Golfe de Porto, mardi 20 juillet 1909
Il est huit heures du matin et nous venons tout juste de lever l’ancre. Muriel et Valentine dorment encore, Caroline et Bérénice aussi. Je suis seule sur le gaillard d'avant. Louis est à la barre avec Zénon à ses côtés. Notre soirée à Porto a été des plus agréables. Nous avons passé un long moment assis sur le bord de la digue à contempler le coucher du soleil sur la tour. Les roches étaient embrasées de sang. C’était totalement exaltant ! Une symphonie en rouge et or ! Pas une ride sur la mer et ce soleil si parfaitement rond, si proche de l’eau et de nous-mêmes, comme un gros ballon que j’allais pouvoir enserrer dans mes bras. Et la lune, sur la rive opposée, qui se levait doucement ! C’était féerique. Même Louis, habituellement peu lyrique devant le spectacle de la nature, s’extasiait devant tant de beauté ! Le soleil à peine couché, un frisson de brise s’est mis à courir sur les eucalyptus. Un friselis léger a parcouru la surface de l’eau. Quelques vaguelettes ont ricoché sur la digue ; puis tout a retrouvé son calme et nous sommes allés dîner « en ville » dans l’unique usteria de fruits de mer qui se trouve là.

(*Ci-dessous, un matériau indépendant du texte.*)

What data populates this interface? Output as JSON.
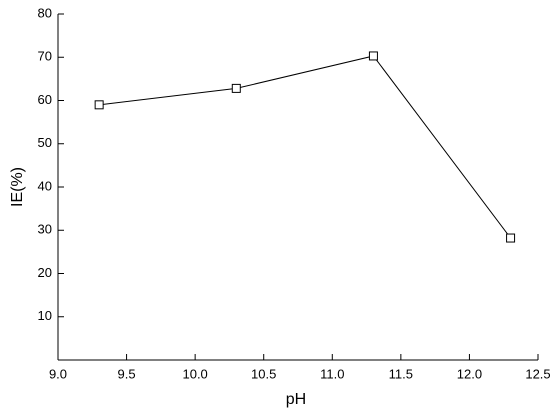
{
  "chart_data": {
    "type": "line",
    "x_label": "pH",
    "y_label": "IE(%)",
    "x": [
      9.3,
      10.3,
      11.3,
      12.3
    ],
    "series": [
      {
        "color": "#000000",
        "values": [
          59,
          62.8,
          70.3,
          28.2
        ]
      }
    ],
    "xlim": [
      9.0,
      12.5
    ],
    "xticks": [
      {
        "value": 9.0,
        "label": "9.0"
      },
      9.5,
      {
        "value": 10.0,
        "label": "10.0"
      },
      10.5,
      {
        "value": 11.0,
        "label": "11.0"
      },
      11.5,
      {
        "value": 12.0,
        "label": "12.0"
      },
      12.5
    ],
    "ylim": [
      0,
      80
    ],
    "yticks": [
      10,
      20,
      30,
      40,
      50,
      60,
      70,
      80
    ],
    "marker": "square"
  }
}
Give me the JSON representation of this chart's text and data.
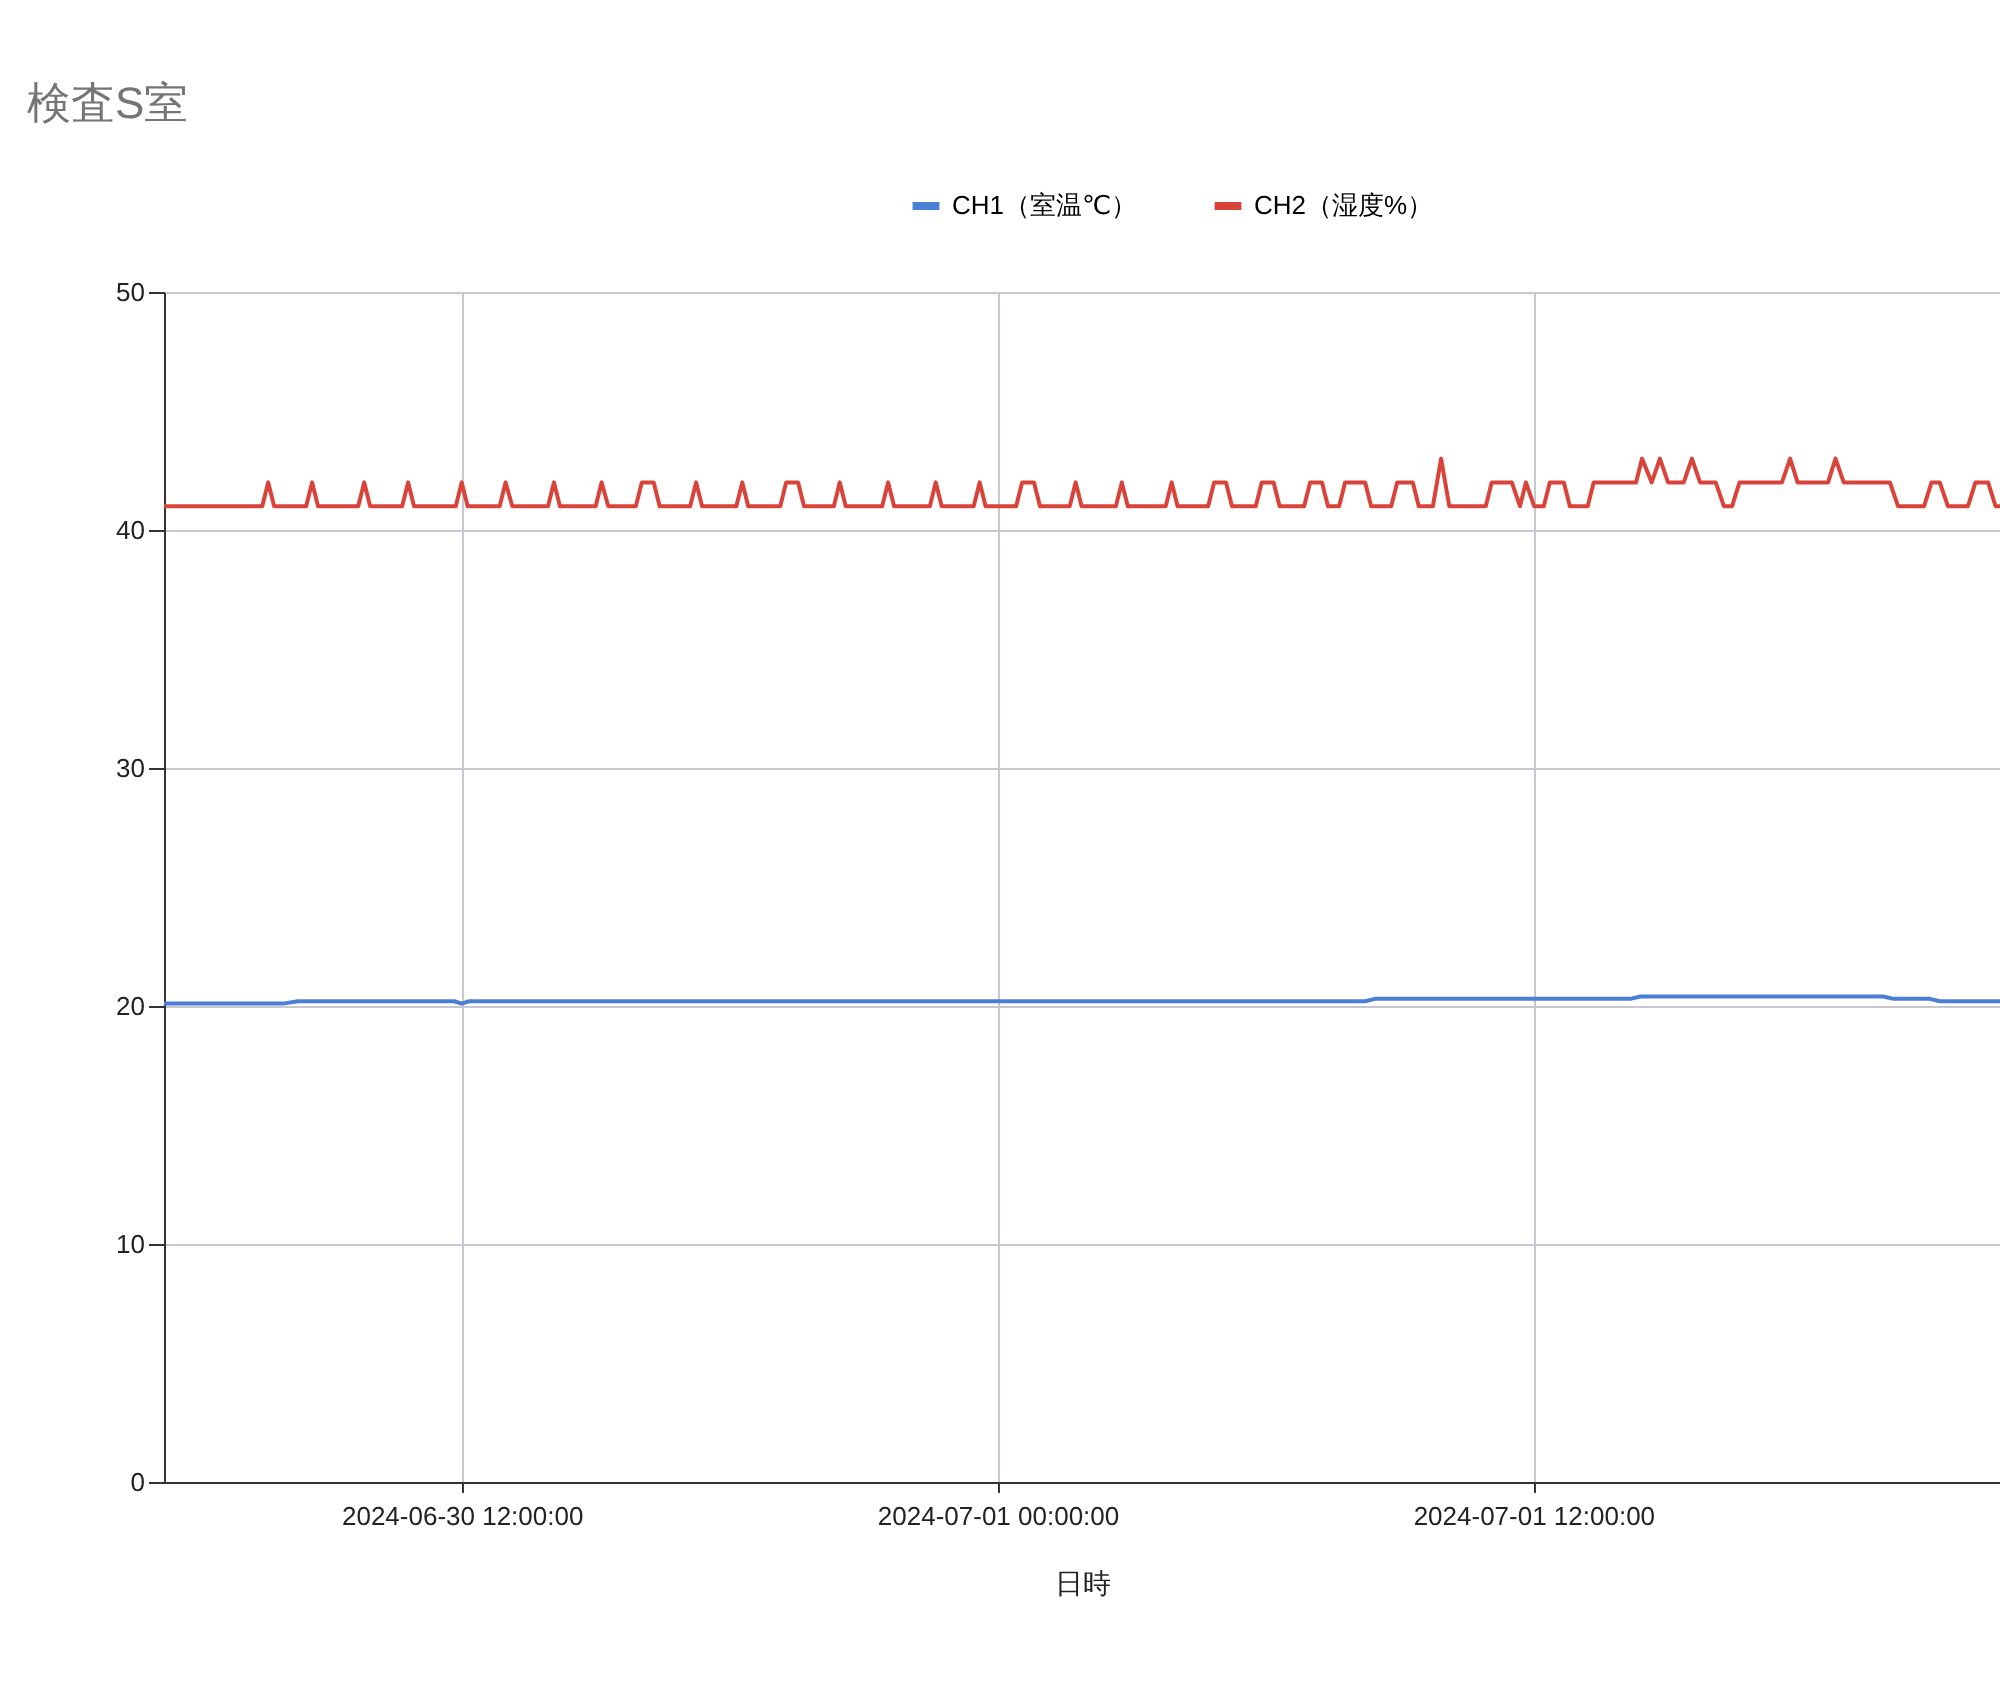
{
  "chart_data": {
    "type": "line",
    "title": "検査S室",
    "xlabel": "日時",
    "legend": "top",
    "grid": true,
    "line_style": "solid",
    "marker": "none",
    "xlim": [
      "2024-06-30T05:20",
      "2024-07-01T22:27"
    ],
    "xticks": [
      {
        "value": "2024-06-30T12:00",
        "label": "2024-06-30 12:00:00"
      },
      {
        "value": "2024-07-01T00:00",
        "label": "2024-07-01 00:00:00"
      },
      {
        "value": "2024-07-01T12:00",
        "label": "2024-07-01 12:00:00"
      }
    ],
    "ylim": [
      0,
      50
    ],
    "yticks": [
      0,
      10,
      20,
      30,
      40,
      50
    ],
    "series": [
      {
        "name": "CH1（室温℃）",
        "color": "#4a7fd8",
        "x": [
          "2024-06-30T05:20",
          "2024-06-30T08:00",
          "2024-06-30T08:20",
          "2024-06-30T11:50",
          "2024-06-30T12:00",
          "2024-06-30T12:10",
          "2024-07-01T08:14",
          "2024-07-01T08:27",
          "2024-07-01T14:10",
          "2024-07-01T14:24",
          "2024-07-01T19:50",
          "2024-07-01T20:04",
          "2024-07-01T20:53",
          "2024-07-01T21:06",
          "2024-07-01T22:27"
        ],
        "values": [
          20.1,
          20.1,
          20.2,
          20.2,
          20.1,
          20.2,
          20.2,
          20.3,
          20.3,
          20.4,
          20.4,
          20.3,
          20.3,
          20.2,
          20.2
        ]
      },
      {
        "name": "CH2（湿度%）",
        "color": "#d9443a",
        "x": [
          "2024-06-30T05:20",
          "2024-06-30T07:32",
          "2024-06-30T07:40",
          "2024-06-30T07:48",
          "2024-06-30T08:31",
          "2024-06-30T08:39",
          "2024-06-30T08:47",
          "2024-06-30T09:41",
          "2024-06-30T09:49",
          "2024-06-30T09:57",
          "2024-06-30T10:40",
          "2024-06-30T10:48",
          "2024-06-30T10:56",
          "2024-06-30T11:52",
          "2024-06-30T12:00",
          "2024-06-30T12:08",
          "2024-06-30T12:51",
          "2024-06-30T12:59",
          "2024-06-30T13:08",
          "2024-06-30T13:56",
          "2024-06-30T14:04",
          "2024-06-30T14:12",
          "2024-06-30T15:00",
          "2024-06-30T15:08",
          "2024-06-30T15:17",
          "2024-06-30T15:54",
          "2024-06-30T16:02",
          "2024-06-30T16:18",
          "2024-06-30T16:26",
          "2024-06-30T17:07",
          "2024-06-30T17:15",
          "2024-06-30T17:23",
          "2024-06-30T18:09",
          "2024-06-30T18:17",
          "2024-06-30T18:25",
          "2024-06-30T19:08",
          "2024-06-30T19:16",
          "2024-06-30T19:32",
          "2024-06-30T19:40",
          "2024-06-30T20:20",
          "2024-06-30T20:28",
          "2024-06-30T20:36",
          "2024-06-30T21:25",
          "2024-06-30T21:33",
          "2024-06-30T21:41",
          "2024-06-30T22:29",
          "2024-06-30T22:37",
          "2024-06-30T22:45",
          "2024-06-30T23:28",
          "2024-06-30T23:36",
          "2024-06-30T23:44",
          "2024-07-01T00:25",
          "2024-07-01T00:33",
          "2024-07-01T00:49",
          "2024-07-01T00:57",
          "2024-07-01T01:37",
          "2024-07-01T01:45",
          "2024-07-01T01:53",
          "2024-07-01T02:39",
          "2024-07-01T02:47",
          "2024-07-01T02:55",
          "2024-07-01T03:46",
          "2024-07-01T03:54",
          "2024-07-01T04:02",
          "2024-07-01T04:43",
          "2024-07-01T04:51",
          "2024-07-01T05:07",
          "2024-07-01T05:15",
          "2024-07-01T05:47",
          "2024-07-01T05:55",
          "2024-07-01T06:11",
          "2024-07-01T06:19",
          "2024-07-01T06:52",
          "2024-07-01T07:00",
          "2024-07-01T07:16",
          "2024-07-01T07:24",
          "2024-07-01T07:39",
          "2024-07-01T07:47",
          "2024-07-01T08:14",
          "2024-07-01T08:22",
          "2024-07-01T08:49",
          "2024-07-01T08:57",
          "2024-07-01T09:18",
          "2024-07-01T09:26",
          "2024-07-01T09:45",
          "2024-07-01T09:56",
          "2024-07-01T10:07",
          "2024-07-01T10:56",
          "2024-07-01T11:04",
          "2024-07-01T11:31",
          "2024-07-01T11:42",
          "2024-07-01T11:50",
          "2024-07-01T12:01",
          "2024-07-01T12:14",
          "2024-07-01T12:22",
          "2024-07-01T12:41",
          "2024-07-01T12:49",
          "2024-07-01T13:13",
          "2024-07-01T13:21",
          "2024-07-01T14:18",
          "2024-07-01T14:26",
          "2024-07-01T14:39",
          "2024-07-01T14:50",
          "2024-07-01T15:01",
          "2024-07-01T15:22",
          "2024-07-01T15:33",
          "2024-07-01T15:44",
          "2024-07-01T16:05",
          "2024-07-01T16:16",
          "2024-07-01T16:27",
          "2024-07-01T16:37",
          "2024-07-01T17:34",
          "2024-07-01T17:45",
          "2024-07-01T17:55",
          "2024-07-01T18:36",
          "2024-07-01T18:46",
          "2024-07-01T18:57",
          "2024-07-01T19:59",
          "2024-07-01T20:10",
          "2024-07-01T20:45",
          "2024-07-01T20:55",
          "2024-07-01T21:06",
          "2024-07-01T21:17",
          "2024-07-01T21:44",
          "2024-07-01T21:54",
          "2024-07-01T22:11",
          "2024-07-01T22:21",
          "2024-07-01T22:27"
        ],
        "values": [
          41,
          41,
          42,
          41,
          41,
          42,
          41,
          41,
          42,
          41,
          41,
          42,
          41,
          41,
          42,
          41,
          41,
          42,
          41,
          41,
          42,
          41,
          41,
          42,
          41,
          41,
          42,
          42,
          41,
          41,
          42,
          41,
          41,
          42,
          41,
          41,
          42,
          42,
          41,
          41,
          42,
          41,
          41,
          42,
          41,
          41,
          42,
          41,
          41,
          42,
          41,
          41,
          42,
          42,
          41,
          41,
          42,
          41,
          41,
          42,
          41,
          41,
          42,
          41,
          41,
          42,
          42,
          41,
          41,
          42,
          42,
          41,
          41,
          42,
          42,
          41,
          41,
          42,
          42,
          41,
          41,
          42,
          42,
          41,
          41,
          43,
          41,
          41,
          42,
          42,
          41,
          42,
          41,
          41,
          42,
          42,
          41,
          41,
          42,
          42,
          43,
          42,
          43,
          42,
          42,
          43,
          42,
          42,
          41,
          41,
          42,
          42,
          43,
          42,
          42,
          43,
          42,
          42,
          41,
          41,
          42,
          42,
          41,
          41,
          42,
          42,
          41,
          41
        ]
      }
    ]
  }
}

Nous avons dîné d’une bouillabaisse roborative (un aziminu dit-on par ici) et de petits crustacés du golfe. Tout était délicieux. Mais Bérénice, gagnée par la fatigue, n’a pas voulu prolonger la veillée. Elle tombait de sommeil et voulait à tout prix retourner sur le voilier. Il nous a d’abord fallu retrouver nos deux vagabondes. Heureusement le port n’est pas bien grand et à part une cantina ou deux près de la jetée, il n’y a guère de distraction. Nous avons aisément déniché Muriel et Valentine dans l’une de ces tavernes obscures où elles s’étaient rencognées. Louis est allé les débusquer et leur dire que nous nous apprêtions à regagner Bussaglia. Elles ont salué leurs nouveaux amis, des touristes autrichiens et des bergers corses descendus d'Evisa, et elles ont repris la route avec nous, en calèche cette fois.
Il faisait nuit noire quand nous sommes repartis en direction de la plage de Bussaglia. De temps à autre, je levais la tête vers les découpes effrayantes et gigantesques des rochers sur ma droite. Parfois, au contraire, j’étais tentée de regarder vers la gauche, sur les à-pic, à l’aplomb de la mer. Je ne sais si c’était en raison de la fatigue ou de la frayeur, mais chacun de nous respectait le silence de l’autre. À Bussaglia, de petits halos vacillants nous indiquèrent la présence du canot. C’étaient les lampioni de César et de Zénon. Ils nous attendaient les pieds dans l’eau. Nous nous hissâmes dans l’embarcation et glissâmes sous un rayon de lune jusqu’au voilier. Il était presque deux heures du matin lorsque nous nous sommes hissés, fourbus, à bord de La Sarrasine.